▼あす10日から、戦国時代の名将真田幸村の人生を描くNHK大河ドラマ「真田丸」が始まるそうだが、落語にも幸村の戦での計略をオチの仕掛けに使った「真田小僧」がある。父の講釈好きを知る子どもが、父の語る「真田三代記」をこっそり聞き覚えて巧みにまね、まんまと銭を巻き上げる噺だ。教えていないのに子どもは悪いことほどよく覚える。親であれば誰でも「そうそう」とうなずくに違いない。
▼「門前の小僧習わぬ経を読む」の例えもよく聞く。子どもの成長に周辺の環境や身近な人の言動がいかに大事かを伝えるものだろう。指揮者の佐渡裕さんも、同じ考えを持っているようだ。著書『棒を振る人生』(PHP新書)で毎年子どもたちを集めて開催する演奏会に触れ、その意味を記している。大人が「夢中になってよろこんでいる姿を見れば、子どもたちは自然に音楽に興味を持つようになる」。一生懸命になっている大人の姿を、子どもに見せることこそ大切なのだとか。
▼あさって11日は成人の日である。晴れやかな振り袖やスーツの若者たちが街を闊歩(かっぽ)するだろう。

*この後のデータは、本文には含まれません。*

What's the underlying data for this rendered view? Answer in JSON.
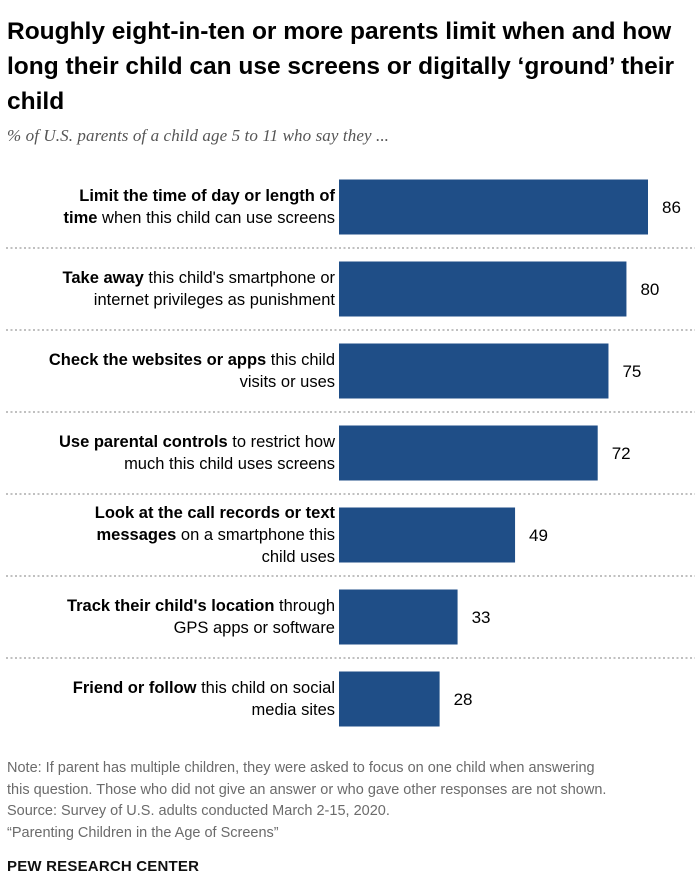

まずはおめでとうと言いたい。一方でこの20年、彼らの子ども時代にわれわれ大人たちがどんな一生懸命さを見せることができたのかと考えると、甚だ心もとない。新成人はデフレ期真っただ中で育った。挑戦を避けて縮こまる情けない姿ばかりを見せられてはこなかったか。新成人が悪い例をまねて縮み志向に陥ってしまわないよう、旧成人も今しばらく踏ん張らねばならぬ。